Job 19:25-27

42) Want ik weet:

Hij wil zeggen: Dewijl ik tegenwoordig zo ellendig ben, en daarenboven verdacht gemaakt word, dat ik God niet vrees noch op hem hoop, boven, Job 18:21, hoewel ik mij hier tevoren daarover verklaard heb, boven, Job 13:15,16; zo verklaar ik nu dat ik geloof dat de beloofde Messias mijn Zaligmaker is, die mij ten jongsten dage ten eeuwigen leven opwekken zal.

Job 18.21 13.15,16

43) Verlosser leeft,

Hebreeuws, go‰l. Versta, den beloofden Messias, onzen Heere Jezus Christus. Vergelijk Gen. 48:16; Jes. 59:20 met de aantekening. Zie wijders van het gebruik van dit woord Lev. 25:25, enz.; Ruth 2:20, en Ruth 3:9,12, enz.
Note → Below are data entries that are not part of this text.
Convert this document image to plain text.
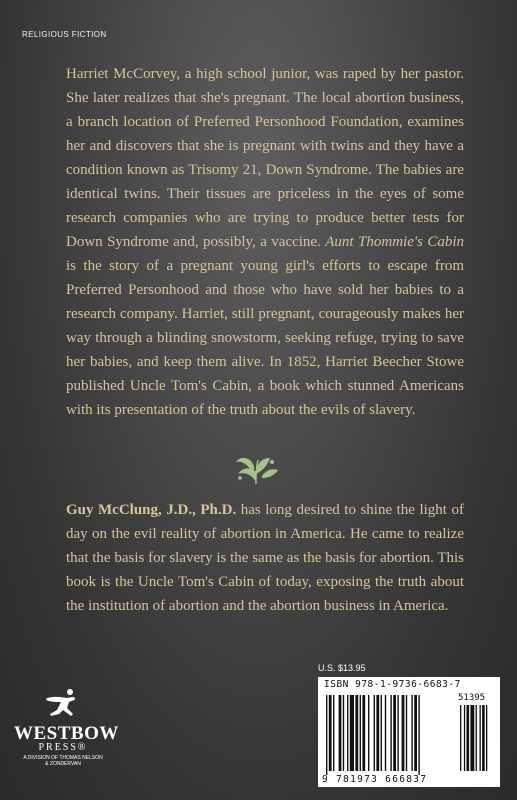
RELIGIOUS FICTION

Harriet McCorvey, a high school junior, was raped by her pastor. She later realizes that she's pregnant. The local abortion business, a branch location of Preferred Personhood Foundation, examines her and discovers that she is pregnant with twins and they have a condition known as Trisomy 21, Down Syndrome. The babies are identical twins. Their tissues are priceless in the eyes of some research companies who are trying to produce better tests for Down Syndrome and, possibly, a vaccine. Aunt Thommie's Cabin is the story of a pregnant young girl's efforts to escape from Preferred Personhood and those who have sold her babies to a research company. Harriet, still pregnant, courageously makes her way through a blinding snowstorm, seeking refuge, trying to save her babies, and keep them alive. In 1852, Harriet Beecher Stowe published Uncle Tom's Cabin, a book which stunned Americans with its presentation of the truth about the evils of slavery.

Guy McClung, J.D., Ph.D. has long desired to shine the light of day on the evil reality of abortion in America. He came to realize that the basis for slavery is the same as the basis for abortion. This book is the Uncle Tom's Cabin of today, exposing the truth about the institution of abortion and the abortion business in America.

U.S. $13.95
ISBN 978-1-9736-6683-7
51395
9 781973 666837
WESTBOW
PRESS®
A DIVISION OF THOMAS NELSON
& ZONDERVAN
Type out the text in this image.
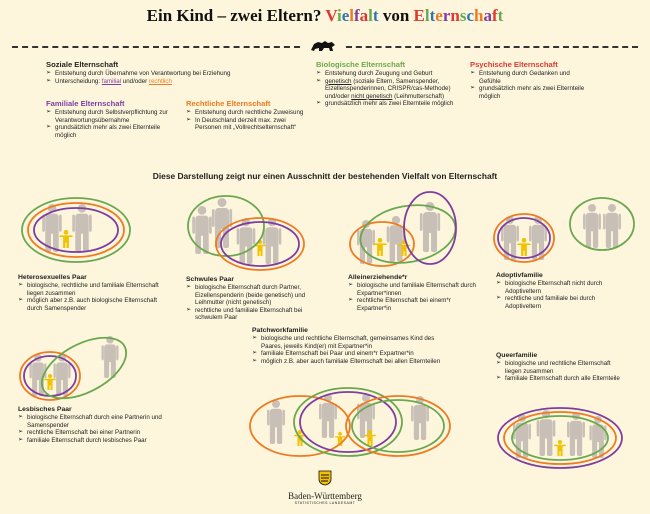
Ein Kind – zwei Eltern? Vielfalt von Elternschaft
Soziale Elternschaft
➢ Entstehung durch Übernahme von Verantwortung bei Erziehung
➢ Unterscheidung: familial und/oder rechtlich
Familiale Elternschaft
➢ Entstehung durch Selbstverpflichtung zur Verantwortungsübernahme
➢ grundsätzlich mehr als zwei Elternteile möglich
Rechtliche Elternschaft
➢ Entstehung durch rechtliche Zuweisung
➢ In Deutschland derzeit max. zwei Personen mit „Vollrechtselternschaft“
Biologische Elternschaft
➢ Entstehung durch Zeugung und Geburt
➢ genetisch (soziale Eltern, Samenspender, Eizellenspenderinnen, CRISPR/cas-Methode) und/oder nicht genetisch (Leihmutterschaft)
➢ grundsätzlich mehr als zwei Elternteile möglich
Psychische Elternschaft
➢ Entstehung durch Gedanken und Gefühle
➢ grundsätzlich mehr als zwei Elternteile möglich
Diese Darstellung zeigt nur einen Ausschnitt der bestehenden Vielfalt von Elternschaft
Heterosexuelles Paar
➢ biologische, rechtliche und familiale Elternschaft liegen zusammen
➢ möglich aber z.B. auch biologische Elternschaft durch Samenspender
Schwules Paar
➢ biologische Elternschaft durch Partner, Eizellenspenderin (beide genetisch) und Leihmutter (nicht genetisch)
➢ rechtliche und familiale Elternschaft bei schwulem Paar
Alleinerziehende*r
➢ biologische und familiale Elternschaft durch Expartner*innen
➢ rechtliche Elternschaft bei einem*r Expartner*in
Adoptivfamilie
➢ biologische Elternschaft nicht durch Adoptiveltern
➢ rechtliche und familiale bei durch Adoptiveltern
Lesbisches Paar
➢ biologische Elternschaft durch eine Partnerin und Samenspender
➢ rechtliche Elternschaft bei einer Partnerin
➢ familiale Elternschaft durch lesbisches Paar
Patchworkfamilie
➢ biologische und rechtliche Elternschaft, gemeinsames Kind des Paares, jeweils Kind(er) mit Expartner*in
➢ familiale Elternschaft bei Paar und einem*r Expartner*in
➢ möglich z.B. aber auch familiale Elternschaft bei allen Elternteilen
Queerfamilie
➢ biologische und rechtliche Elternschaft liegen zusammen
➢ familiale Elternschaft durch alle Elternteile
Baden-Württemberg
STATISTISCHES LANDESAMT
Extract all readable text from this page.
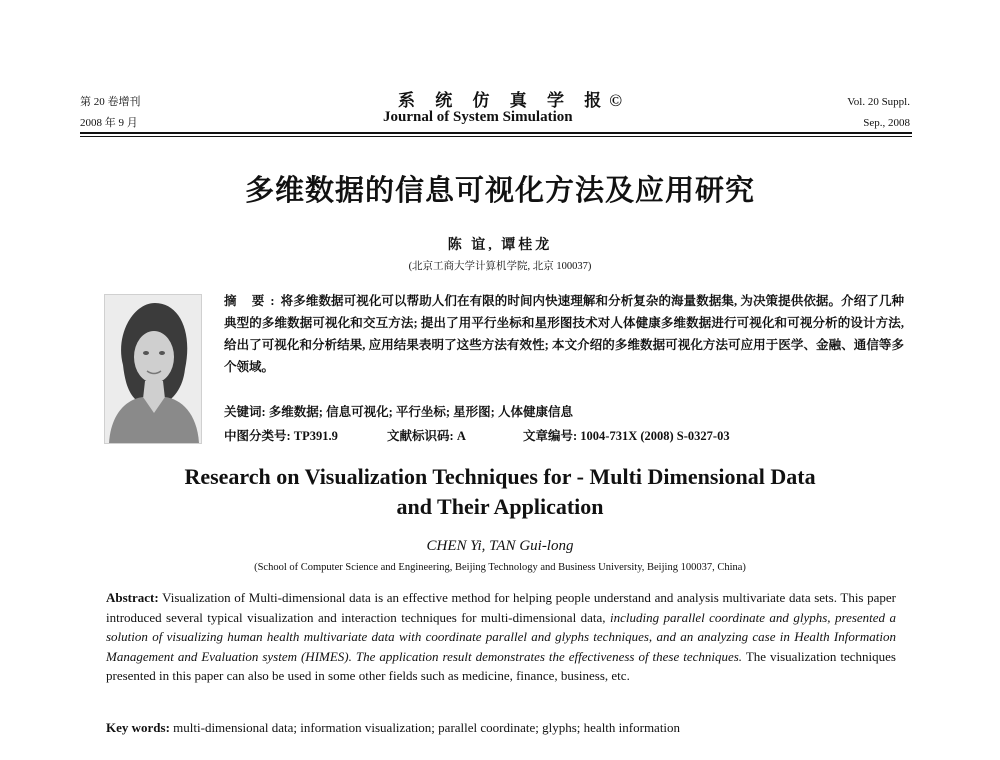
第 20 卷增刊
2008 年 9 月
系 统 仿 真 学 报©
Journal of System Simulation
Vol. 20 Suppl.
Sep., 2008
多维数据的信息可视化方法及应用研究
陈 谊, 谭桂龙
(北京工商大学计算机学院, 北京 100037)
摘 要:将多维数据可视化可以帮助人们在有限的时间内快速理解和分析复杂的海量数据集, 为决策提供依据。介绍了几种典型的多维数据可视化和交互方法; 提出了用平行坐标和星形图技术对人体健康多维数据进行可视化和可视分析的设计方法, 给出了可视化和分析结果, 应用结果表明了这些方法有效性; 本文介绍的多维数据可视化方法可应用于医学、金融、通信等多个领域。
关键词: 多维数据; 信息可视化; 平行坐标; 星形图; 人体健康信息
中图分类号: TP391.9	文献标识码: A	文章编号: 1004-731X (2008) S-0327-03
Research on Visualization Techniques for - Multi Dimensional Data
and Their Application
CHEN Yi, TAN Gui-long
(School of Computer Science and Engineering, Beijing Technology and Business University, Beijing 100037, China)
Abstract: Visualization of Multi-dimensional data is an effective method for helping people understand and analysis multivariate data sets. This paper introduced several typical visualization and interaction techniques for multi-dimensional data, including parallel coordinate and glyphs, presented a solution of visualizing human health multivariate data with coordinate parallel and glyphs techniques, and an analyzing case in Health Information Management and Evaluation system (HIMES). The application result demonstrates the effectiveness of these techniques. The visualization techniques presented in this paper can also be used in some other fields such as medicine, finance, business, etc.
Key words: multi-dimensional data; information visualization; parallel coordinate; glyphs; health information
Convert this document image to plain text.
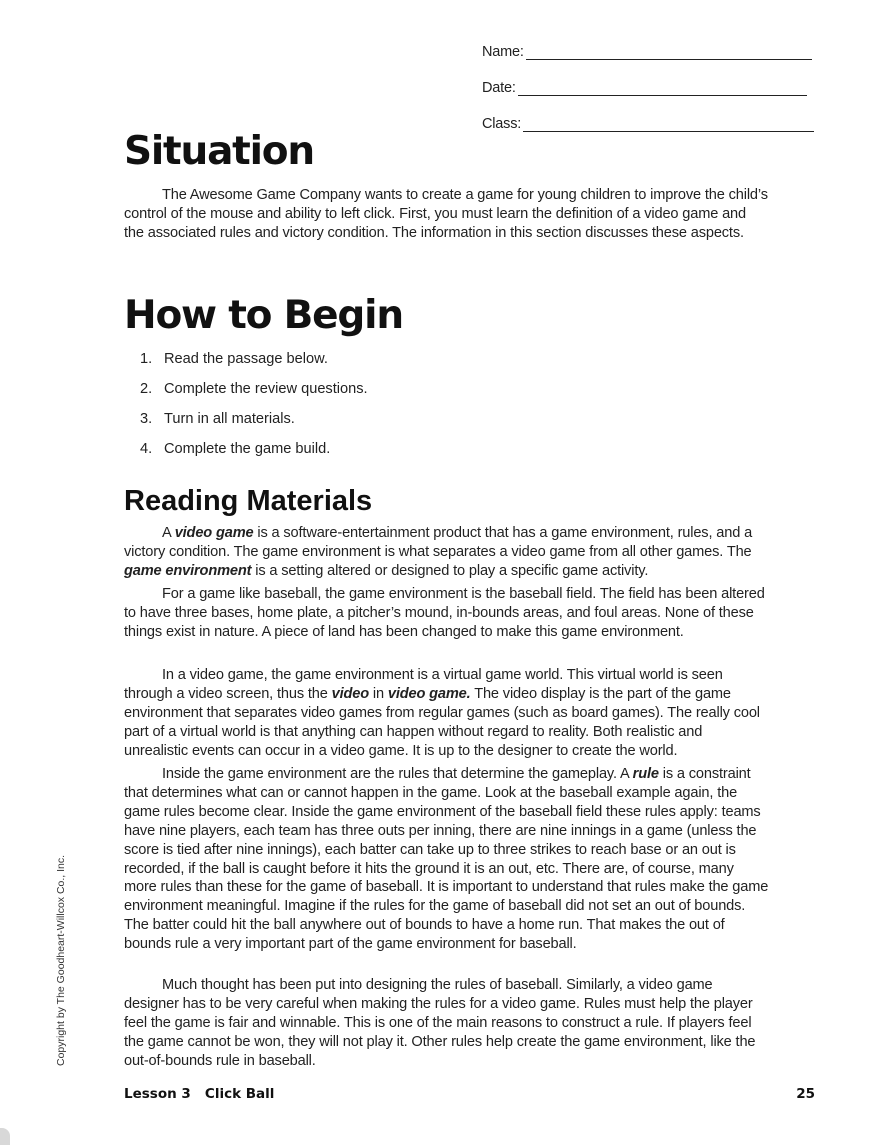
Name:
Date:
Class:
Situation

The Awesome Game Company wants to create a game for young children to improve the child’s control of the mouse and ability to left click. First, you must learn the definition of a video game and the associated rules and victory condition. The information in this section discusses these aspects.

How to Begin
1. Read the passage below.
2. Complete the review questions.
3. Turn in all materials.
4. Complete the game build.
Reading Materials

A video game is a software-entertainment product that has a game environment, rules, and a victory condition. The game environment is what separates a video game from all other games. The game environment is a setting altered or designed to play a specific game activity.

For a game like baseball, the game environment is the baseball field. The field has been altered to have three bases, home plate, a pitcher’s mound, in-bounds areas, and foul areas. None of these things exist in nature. A piece of land has been changed to make this game environment.

In a video game, the game environment is a virtual game world. This virtual world is seen through a video screen, thus the video in video game. The video display is the part of the game environment that separates video games from regular games (such as board games). The really cool part of a virtual world is that anything can happen without regard to reality. Both realistic and unrealistic events can occur in a video game. It is up to the designer to create the world.

Inside the game environment are the rules that determine the gameplay. A rule is a constraint that determines what can or cannot happen in the game. Look at the baseball example again, the game rules become clear. Inside the game environment of the baseball field these rules apply: teams have nine players, each team has three outs per inning, there are nine innings in a game (unless the score is tied after nine innings), each batter can take up to three strikes to reach base or an out is recorded, if the ball is caught before it hits the ground it is an out, etc. There are, of course, many more rules than these for the game of baseball. It is important to understand that rules make the game environment meaningful. Imagine if the rules for the game of baseball did not set an out of bounds. The batter could hit the ball anywhere out of bounds to have a home run. That makes the out of bounds rule a very important part of the game environment for baseball.

Much thought has been put into designing the rules of baseball. Similarly, a video game designer has to be very careful when making the rules for a video game. Rules must help the player feel the game is fair and winnable. This is one of the main reasons to construct a rule. If players feel the game cannot be won, they will not play it. Other rules help create the game environment, like the out-of-bounds rule in baseball.

Copyright by The Goodheart-Willcox Co., Inc.
Lesson 3 Click Ball	25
Ge 48.16 Isa 59.20 Le 25.25 Ru 2.20 3.9,12

44) Hij zal

Dat is, ten laatste, of ten laatsten [dage]. Of, de laatste; dat is, die de eindelijke en laatste rechter over allen zijn zal.

45) over het stof

Dat is, zich ten jongsten dage met grote heerlijkheid over al degenen, die in het stof of in de aarde liggen vertonen zal, om die op te wekken, te oordelen, en de zijnen, waarvan ik een ben, tot zich in de eeuwige zaligheid op te nemen. Sommigen nemen deze woorden aldus: En de laatste [te weten, mens] zal op het st of opstaan; dat is, alle mensen zullen opstaan tot den laatsten toe. Sommigen verstaan dat Job hier spreekt van zijn eigen opstanding, en zetten het aldus over: En dit [te weten, lichaam of vlees, gelijk in Job 19:26] zal ten laatste op het stof opstaan.

Job 19.26
46) zij

Te weten, de doorboorders, dat is, de wormen en maden, die mijn huid en gehele lichaam in de aarde doorboren zullen.

47) na mijn huid

Dat is, na de doorboring en verslinding mijner huid.

48) dit doorknaagd

Versta, het overige zijns lichaams, waarop hij met zijn vinger gewezen heeft, alsof hij zeide: Dit ellendig vlees en deze zwakke benen, die met de huid bedekt zijn. De zin is, dat de wormen niet alleen zijn huid, maar ook zijn vlees en benen, of het gehele lichaam doorknagen zouden, doch dat daarna in de verrijzenis hetzelve hem weder geworden zou, om daarin zijn God te zien.

49) God aanschouwen;

Namelijk den Heere Christus, God geopenbaard in het vlees, en zichtbaar in grote majesteit ten oordeel verschijnende.

50) voor mij

Dat is, tot mijn best, of tot mijn eeuwige vreugde en zaligheid.

51) een vreemde;

Te weten, mens, of oog; dat is, met geen ander lichaam of ogen zal ik Hem aanschouwen, dan met deze mijn eigene, gelijk ik ook met mijn eigen lichaam opstaan zal, en niet met een ander van nieuws geschapen; zie 1 Cor. 15:53.

1Co 15.53

52) mijn nieren

De nieren worden in de Heilige Schrift zeer dikwijls voor het inwendigste, als voor de begeerten, aandoeningen, of bewegingen des mensen genomen, gelijk Job 19:27 en Ps. 7:10, en Ps. 26:2; Spreuk. 23:16; Jer. 12:2, enz. Vergelijk onder, Job 38:36.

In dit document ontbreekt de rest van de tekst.